Des RH numériques ?
La mutation des métiers : les exemples du marketing et du recrutement
FaberNovel vient de publier une étude approfondie qui nous éclaire sur les conditions de l’éclatant succès des 4 grands leaders du numérique que sont Google, Amazon, Facebook et Apple. La fine compréhension de leurs modèles, de leurs partis-pris souvent à contre-pied des approches traditionnelles est riche d’enseignements pour les industries engagées dans la mutation vers le digital.

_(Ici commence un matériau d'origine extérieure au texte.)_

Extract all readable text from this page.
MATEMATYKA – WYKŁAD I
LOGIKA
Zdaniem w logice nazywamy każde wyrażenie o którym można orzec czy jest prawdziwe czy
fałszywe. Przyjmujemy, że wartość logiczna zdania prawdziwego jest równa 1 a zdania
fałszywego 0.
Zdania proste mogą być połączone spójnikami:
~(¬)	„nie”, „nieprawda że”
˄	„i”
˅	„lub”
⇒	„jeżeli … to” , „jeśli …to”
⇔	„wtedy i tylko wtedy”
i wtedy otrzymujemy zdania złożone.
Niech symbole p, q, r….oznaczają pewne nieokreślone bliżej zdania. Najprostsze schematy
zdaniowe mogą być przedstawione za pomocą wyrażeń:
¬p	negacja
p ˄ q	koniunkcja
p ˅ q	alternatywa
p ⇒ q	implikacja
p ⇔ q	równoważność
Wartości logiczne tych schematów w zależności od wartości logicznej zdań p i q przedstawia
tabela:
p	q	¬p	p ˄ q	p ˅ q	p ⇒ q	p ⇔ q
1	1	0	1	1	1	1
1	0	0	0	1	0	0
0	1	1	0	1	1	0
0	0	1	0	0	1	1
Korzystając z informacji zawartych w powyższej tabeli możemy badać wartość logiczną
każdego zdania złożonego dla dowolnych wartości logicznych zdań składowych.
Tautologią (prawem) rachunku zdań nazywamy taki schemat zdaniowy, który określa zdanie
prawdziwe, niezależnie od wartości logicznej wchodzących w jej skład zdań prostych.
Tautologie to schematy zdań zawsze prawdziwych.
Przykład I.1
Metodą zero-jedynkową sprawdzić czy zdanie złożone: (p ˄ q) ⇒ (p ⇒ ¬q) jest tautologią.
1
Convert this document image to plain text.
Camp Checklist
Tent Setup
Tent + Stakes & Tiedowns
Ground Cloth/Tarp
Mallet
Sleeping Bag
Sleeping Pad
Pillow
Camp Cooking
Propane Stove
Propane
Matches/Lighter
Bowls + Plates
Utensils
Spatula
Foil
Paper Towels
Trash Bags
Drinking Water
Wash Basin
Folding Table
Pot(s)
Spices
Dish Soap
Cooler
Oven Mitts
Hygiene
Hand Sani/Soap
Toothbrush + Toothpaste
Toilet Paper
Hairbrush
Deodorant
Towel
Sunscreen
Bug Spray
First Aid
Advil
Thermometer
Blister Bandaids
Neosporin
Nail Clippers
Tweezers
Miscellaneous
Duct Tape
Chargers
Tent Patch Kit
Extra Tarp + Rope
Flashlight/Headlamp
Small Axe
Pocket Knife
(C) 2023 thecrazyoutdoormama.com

Cette étude très complète, « GAFAnomics, new economy, news rules », disponible sur slideshare et sur fabernovel.com pourrait constituer le livre de chevet de tout acteur du numérique. Parmi ses nombreuses conclusions, deux concernent directement les RH :
– l’aspect métiers et compétences du marketing digital : au-delà des développements liés aux réseaux sociaux, de l’édition de contenu, du e-commerce, de la recommandation etc, en quoi leur approche est-elle radicalement en rupture ?
– le recrutement : quels sont les attendus des profils numériques ? Sur quels critères les évaluer ?
Voici une synthèse des conclusions de cette étude sur ces sujets :
1/ Quel marketing pour des offres digitales ?
En première lecture, le marketing consiste à investir du temps et des ressources pour développer des produits ou des services, et surtout accroître leur valeur perçue afin de se différencier de ses concurrents. On gère des cibles, des segments de marché, des analyses concurrentielles, des avantages compétitifs, parfois des 4P, etc
Le jeu se complexifie compte-tenu de la faiblesse des barrières à l’entrée des marchés (dernier exemple, la messagerie Line se lance dans la réservation de taxi), des cycles de vie d’offre raccourcis, des clients toujours plus exigeants, des frontières de plus en plus ténues entre les produits et les services. Les clients souhaitent une expérience plus qu’un produit.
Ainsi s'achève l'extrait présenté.